[PYTHON] Why is cross entropy used for the objective function of the classification problem?

What is a classification problem?

The classification problem classifies data into several categories and is one of the typical methods of machine learning.

image.png

Take a purchasing site as an example. Predict whether a user will buy or not buy a new product from a user's purchase information. Classification into two categories (classes) is called binary classification.

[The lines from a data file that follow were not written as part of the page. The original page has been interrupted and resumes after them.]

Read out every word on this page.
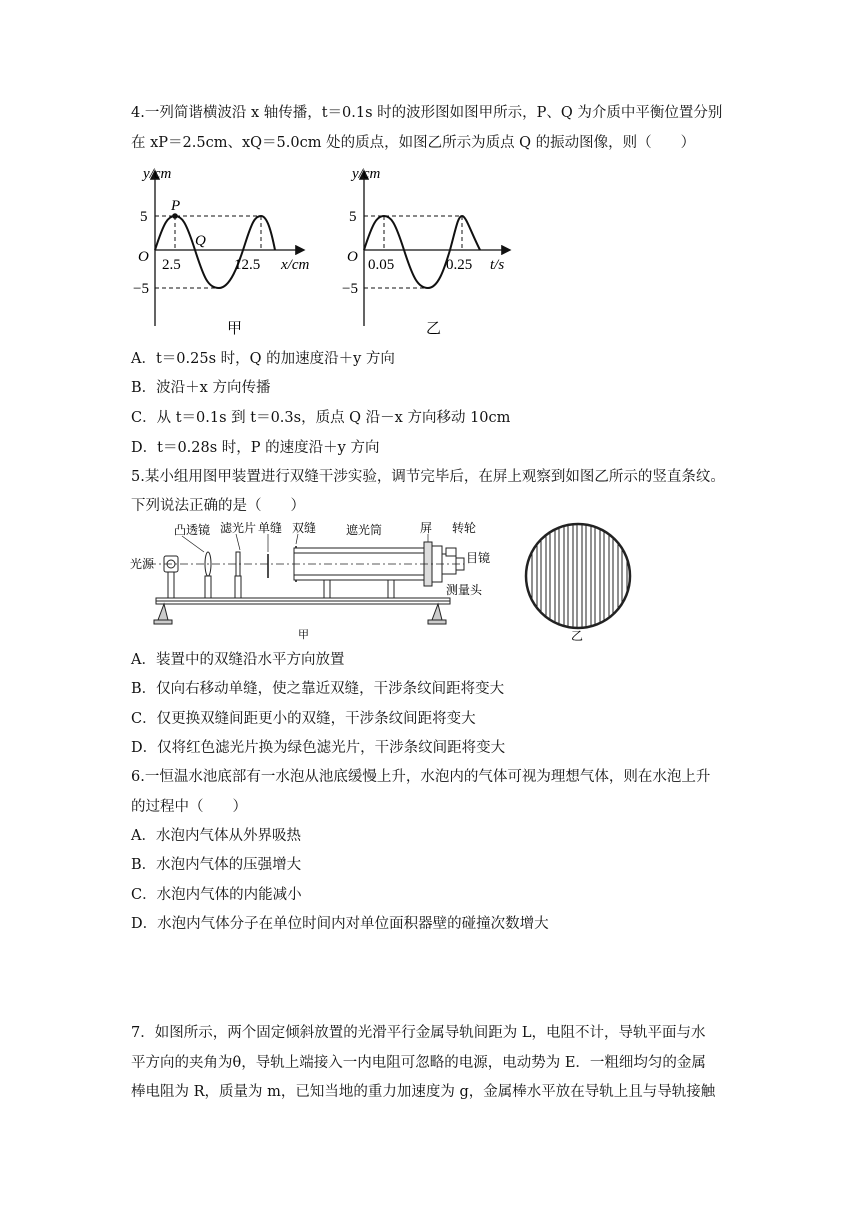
4.一列简谐横波沿 x 轴传播，t＝0.1s 时的波形图如图甲所示，P、Q 为介质中平衡位置分别
在 xP＝2.5cm、xQ＝5.0cm 处的质点，如图乙所示为质点 Q 的振动图像，则（　　）
y/cm
P
Q
5
−5
O 2.5	12.5 x/cm
甲
y/cm
5
−5
O 0.05	0.25 t/s
乙
A．t＝0.25s 时，Q 的加速度沿＋y 方向
B．波沿＋x 方向传播
C．从 t＝0.1s 到 t＝0.3s，质点 Q 沿－x 方向移动 10cm
D．t＝0.28s 时，P 的速度沿＋y 方向
5.某小组用图甲装置进行双缝干涉实验，调节完毕后，在屏上观察到如图乙所示的竖直条纹。
下列说法正确的是（　　）
光源
凸透镜 滤光片 单缝 双缝 遮光筒	屏 转轮
目镜
测量头
甲	乙
A．装置中的双缝沿水平方向放置
B．仅向右移动单缝，使之靠近双缝，干涉条纹间距将变大
C．仅更换双缝间距更小的双缝，干涉条纹间距将变大
D．仅将红色滤光片换为绿色滤光片，干涉条纹间距将变大
6.一恒温水池底部有一水泡从池底缓慢上升，水泡内的气体可视为理想气体，则在水泡上升
的过程中（　　）
A．水泡内气体从外界吸热
B．水泡内气体的压强增大
C．水泡内气体的内能减小
D．水泡内气体分子在单位时间内对单位面积器壁的碰撞次数增大
7．如图所示，两个固定倾斜放置的光滑平行金属导轨间距为 L，电阻不计，导轨平面与水
平方向的夹角为θ，导轨上端接入一内电阻可忽略的电源，电动势为 E．一粗细均匀的金属
棒电阻为 R，质量为 m，已知当地的重力加速度为 g，金属棒水平放在导轨上且与导轨接触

Classification predictions with more than two classes are called multiclass classification. Judgment of what is shown in the image (image recognition) is also one of the multi-class classification problems. It is also a classification problem to judge that it is a cat based on the image of a cat.

Cross entropy

Two probability distributions

P(x):Correct data distribution\\
Q(x):Predictive model distribution

In contrast, cross entropy is defined below.

L = - \sum_{x} P(x) \log{Q(x)}

The more similar the two probability distributions are, the smaller the cross entropy. Utilizing the properties of this function, it is often adopted as an objective function in machine learning (especially classification problems).

In this article, we will mathematically consider why cross entropy is often adopted for objective functions.

The following was helpful for a detailed explanation of cross entropy. http://cookie-box.hatenablog.com/entry/2017/05/07/121607

Binomial distribution (Bernoulli distribution)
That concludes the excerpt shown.